Kedokteran nuklir kini menjadi pilar strategis dalam sistem kesehatan modern Indonesia. Dengan memanfaatkan radiofarmaka—senyawa radioisotop dosis terkendali—praktisi medis mampu mengamati aktivitas metabolik tubuh secara mendalam pada tingkat seluler. Pendekatan ini memungkinkan dokter mengidentifikasi jejak penyakit bahkan sebelum gejala klinis muncul, sebuah lompatan besar dari diagnosis konvensional yang cenderung bersifat reaktif.
Metode diagnostik berbasis fungsional ini menjadi sangat mendesak seiring dengan tingginya prevalensi penyakit tidak menular di tanah air. Berdasarkan data Global Cancer Observatory tahun 2022, tercatat lebih dari 400 ribu kasus kanker baru di Indonesia. Mengingat kanker memerlukan penanganan yang sangat cepat, teknologi nuklir menawarkan solusi deteksi dini yang presisi, sehingga peluang keberhasilan terapi dapat ditingkatkan secara signifikan.
Meski memiliki potensi klinis yang luar biasa, pemerataan akses teknologi ini masih menjadi tantangan nyata. Data Kementerian Kesehatan hingga pertengahan 2023 menunjukkan bahwa layanan kedokteran nuklir baru menjangkau 10 provinsi, sementara layanan radioterapi tersedia di 17 provinsi. Kesenjangan ini memaksa banyak pasien di daerah terpencil menempuh perjalanan jauh demi mendapatkan akses pengobatan yang mumpuni.
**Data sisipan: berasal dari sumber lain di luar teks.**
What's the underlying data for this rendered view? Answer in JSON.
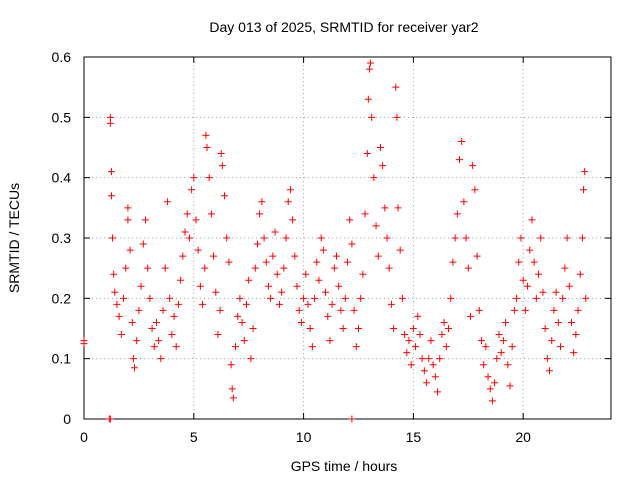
{
  "chart_data": {
    "type": "scatter",
    "title": "Day 013 of 2025, SRMTID for receiver yar2",
    "xlabel": "GPS time / hours",
    "ylabel": "SRMTID / TECUs",
    "xlim": [
      0,
      24
    ],
    "ylim": [
      0,
      0.6
    ],
    "xticks": [
      0,
      5,
      10,
      15,
      20
    ],
    "yticks": [
      0,
      0.1,
      0.2,
      0.3,
      0.4,
      0.5,
      0.6
    ],
    "grid": true,
    "marker": "plus",
    "series": [
      {
        "name": "SRMTID",
        "color": "#ff0000",
        "points": [
          [
            0.0,
            0.13
          ],
          [
            0.0,
            0.125
          ],
          [
            1.15,
            0.0
          ],
          [
            1.2,
            0.0
          ],
          [
            12.2,
            0.0
          ],
          [
            1.2,
            0.5
          ],
          [
            1.2,
            0.49
          ],
          [
            1.25,
            0.41
          ],
          [
            1.25,
            0.37
          ],
          [
            1.3,
            0.3
          ],
          [
            1.35,
            0.24
          ],
          [
            1.4,
            0.21
          ],
          [
            1.5,
            0.19
          ],
          [
            1.6,
            0.17
          ],
          [
            1.7,
            0.14
          ],
          [
            1.8,
            0.2
          ],
          [
            1.9,
            0.25
          ],
          [
            2.0,
            0.33
          ],
          [
            2.0,
            0.35
          ],
          [
            2.1,
            0.28
          ],
          [
            2.2,
            0.16
          ],
          [
            2.25,
            0.1
          ],
          [
            2.3,
            0.085
          ],
          [
            2.4,
            0.13
          ],
          [
            2.5,
            0.18
          ],
          [
            2.6,
            0.22
          ],
          [
            2.7,
            0.29
          ],
          [
            2.8,
            0.33
          ],
          [
            2.9,
            0.25
          ],
          [
            3.0,
            0.2
          ],
          [
            3.1,
            0.15
          ],
          [
            3.2,
            0.12
          ],
          [
            3.3,
            0.16
          ],
          [
            3.4,
            0.13
          ],
          [
            3.5,
            0.1
          ],
          [
            3.6,
            0.18
          ],
          [
            3.7,
            0.25
          ],
          [
            3.8,
            0.36
          ],
          [
            3.9,
            0.2
          ],
          [
            4.0,
            0.14
          ],
          [
            4.1,
            0.17
          ],
          [
            4.2,
            0.12
          ],
          [
            4.3,
            0.19
          ],
          [
            4.4,
            0.23
          ],
          [
            4.5,
            0.27
          ],
          [
            4.6,
            0.31
          ],
          [
            4.7,
            0.34
          ],
          [
            4.8,
            0.3
          ],
          [
            4.9,
            0.38
          ],
          [
            5.0,
            0.4
          ],
          [
            5.1,
            0.33
          ],
          [
            5.2,
            0.28
          ],
          [
            5.3,
            0.22
          ],
          [
            5.4,
            0.19
          ],
          [
            5.5,
            0.25
          ],
          [
            5.55,
            0.47
          ],
          [
            5.6,
            0.45
          ],
          [
            5.7,
            0.4
          ],
          [
            5.8,
            0.34
          ],
          [
            5.9,
            0.27
          ],
          [
            6.0,
            0.21
          ],
          [
            6.1,
            0.14
          ],
          [
            6.2,
            0.18
          ],
          [
            6.25,
            0.44
          ],
          [
            6.3,
            0.42
          ],
          [
            6.4,
            0.37
          ],
          [
            6.5,
            0.3
          ],
          [
            6.6,
            0.26
          ],
          [
            6.7,
            0.09
          ],
          [
            6.75,
            0.05
          ],
          [
            6.8,
            0.035
          ],
          [
            6.9,
            0.12
          ],
          [
            7.0,
            0.17
          ],
          [
            7.1,
            0.2
          ],
          [
            7.2,
            0.16
          ],
          [
            7.3,
            0.13
          ],
          [
            7.4,
            0.19
          ],
          [
            7.5,
            0.23
          ],
          [
            7.6,
            0.1
          ],
          [
            7.7,
            0.15
          ],
          [
            7.8,
            0.25
          ],
          [
            7.9,
            0.29
          ],
          [
            8.0,
            0.34
          ],
          [
            8.1,
            0.36
          ],
          [
            8.2,
            0.3
          ],
          [
            8.3,
            0.26
          ],
          [
            8.4,
            0.22
          ],
          [
            8.5,
            0.2
          ],
          [
            8.6,
            0.27
          ],
          [
            8.7,
            0.31
          ],
          [
            8.8,
            0.24
          ],
          [
            8.9,
            0.19
          ],
          [
            9.0,
            0.21
          ],
          [
            9.1,
            0.25
          ],
          [
            9.2,
            0.3
          ],
          [
            9.3,
            0.36
          ],
          [
            9.4,
            0.38
          ],
          [
            9.5,
            0.33
          ],
          [
            9.6,
            0.27
          ],
          [
            9.7,
            0.22
          ],
          [
            9.8,
            0.18
          ],
          [
            9.9,
            0.16
          ],
          [
            10.0,
            0.2
          ],
          [
            10.1,
            0.24
          ],
          [
            10.2,
            0.19
          ],
          [
            10.3,
            0.15
          ],
          [
            10.4,
            0.12
          ],
          [
            10.5,
            0.2
          ],
          [
            10.6,
            0.26
          ],
          [
            10.7,
            0.23
          ],
          [
            10.8,
            0.3
          ],
          [
            10.9,
            0.28
          ],
          [
            11.0,
            0.21
          ],
          [
            11.1,
            0.17
          ],
          [
            11.2,
            0.13
          ],
          [
            11.3,
            0.19
          ],
          [
            11.4,
            0.25
          ],
          [
            11.5,
            0.27
          ],
          [
            11.6,
            0.22
          ],
          [
            11.7,
            0.18
          ],
          [
            11.8,
            0.15
          ],
          [
            11.9,
            0.2
          ],
          [
            12.0,
            0.26
          ],
          [
            12.1,
            0.33
          ],
          [
            12.2,
            0.29
          ],
          [
            12.3,
            0.18
          ],
          [
            12.4,
            0.12
          ],
          [
            12.5,
            0.15
          ],
          [
            12.6,
            0.2
          ],
          [
            12.7,
            0.24
          ],
          [
            12.8,
            0.34
          ],
          [
            12.9,
            0.44
          ],
          [
            12.95,
            0.53
          ],
          [
            13.0,
            0.58
          ],
          [
            13.05,
            0.59
          ],
          [
            13.1,
            0.5
          ],
          [
            13.2,
            0.4
          ],
          [
            13.3,
            0.32
          ],
          [
            13.4,
            0.27
          ],
          [
            13.5,
            0.45
          ],
          [
            13.6,
            0.42
          ],
          [
            13.7,
            0.35
          ],
          [
            13.8,
            0.3
          ],
          [
            13.9,
            0.25
          ],
          [
            14.0,
            0.19
          ],
          [
            14.1,
            0.15
          ],
          [
            14.2,
            0.55
          ],
          [
            14.25,
            0.5
          ],
          [
            14.3,
            0.35
          ],
          [
            14.4,
            0.28
          ],
          [
            14.5,
            0.2
          ],
          [
            14.6,
            0.14
          ],
          [
            14.7,
            0.11
          ],
          [
            14.8,
            0.13
          ],
          [
            14.9,
            0.09
          ],
          [
            15.0,
            0.15
          ],
          [
            15.1,
            0.12
          ],
          [
            15.2,
            0.17
          ],
          [
            15.3,
            0.14
          ],
          [
            15.4,
            0.1
          ],
          [
            15.5,
            0.08
          ],
          [
            15.6,
            0.06
          ],
          [
            15.7,
            0.1
          ],
          [
            15.8,
            0.13
          ],
          [
            15.9,
            0.09
          ],
          [
            16.0,
            0.07
          ],
          [
            16.1,
            0.045
          ],
          [
            16.2,
            0.1
          ],
          [
            16.3,
            0.14
          ],
          [
            16.4,
            0.16
          ],
          [
            16.5,
            0.12
          ],
          [
            16.6,
            0.15
          ],
          [
            16.7,
            0.2
          ],
          [
            16.8,
            0.26
          ],
          [
            16.9,
            0.3
          ],
          [
            17.0,
            0.34
          ],
          [
            17.1,
            0.43
          ],
          [
            17.2,
            0.46
          ],
          [
            17.3,
            0.36
          ],
          [
            17.4,
            0.3
          ],
          [
            17.5,
            0.25
          ],
          [
            17.6,
            0.17
          ],
          [
            17.7,
            0.42
          ],
          [
            17.8,
            0.38
          ],
          [
            17.9,
            0.27
          ],
          [
            18.0,
            0.18
          ],
          [
            18.1,
            0.13
          ],
          [
            18.2,
            0.09
          ],
          [
            18.3,
            0.12
          ],
          [
            18.4,
            0.07
          ],
          [
            18.5,
            0.05
          ],
          [
            18.6,
            0.03
          ],
          [
            18.7,
            0.06
          ],
          [
            18.8,
            0.1
          ],
          [
            18.9,
            0.14
          ],
          [
            19.0,
            0.11
          ],
          [
            19.1,
            0.13
          ],
          [
            19.2,
            0.16
          ],
          [
            19.3,
            0.09
          ],
          [
            19.4,
            0.055
          ],
          [
            19.5,
            0.12
          ],
          [
            19.6,
            0.18
          ],
          [
            19.7,
            0.2
          ],
          [
            19.8,
            0.26
          ],
          [
            19.9,
            0.3
          ],
          [
            20.0,
            0.23
          ],
          [
            20.1,
            0.18
          ],
          [
            20.2,
            0.22
          ],
          [
            20.3,
            0.28
          ],
          [
            20.4,
            0.33
          ],
          [
            20.5,
            0.26
          ],
          [
            20.6,
            0.2
          ],
          [
            20.7,
            0.24
          ],
          [
            20.8,
            0.3
          ],
          [
            20.9,
            0.21
          ],
          [
            21.0,
            0.15
          ],
          [
            21.1,
            0.1
          ],
          [
            21.2,
            0.08
          ],
          [
            21.3,
            0.13
          ],
          [
            21.4,
            0.18
          ],
          [
            21.5,
            0.21
          ],
          [
            21.6,
            0.16
          ],
          [
            21.7,
            0.12
          ],
          [
            21.8,
            0.2
          ],
          [
            21.9,
            0.25
          ],
          [
            22.0,
            0.3
          ],
          [
            22.1,
            0.22
          ],
          [
            22.2,
            0.16
          ],
          [
            22.3,
            0.11
          ],
          [
            22.4,
            0.14
          ],
          [
            22.5,
            0.18
          ],
          [
            22.6,
            0.24
          ],
          [
            22.7,
            0.3
          ],
          [
            22.75,
            0.38
          ],
          [
            22.8,
            0.41
          ],
          [
            22.85,
            0.2
          ]
        ]
      }
    ]
  }
}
Ke depan, penguatan kapasitas layanan kedokteran nuklir menjadi kebutuhan mutlak bagi Indonesia. Sebagai negara dengan populasi terbanyak di ASEAN, akselerasi distribusi fasilitas kesehatan berbasis teknologi nuklir tidak hanya akan memperbaiki kualitas hidup pasien, tetapi juga meningkatkan efisiensi sistem kesehatan nasional secara komprehensif.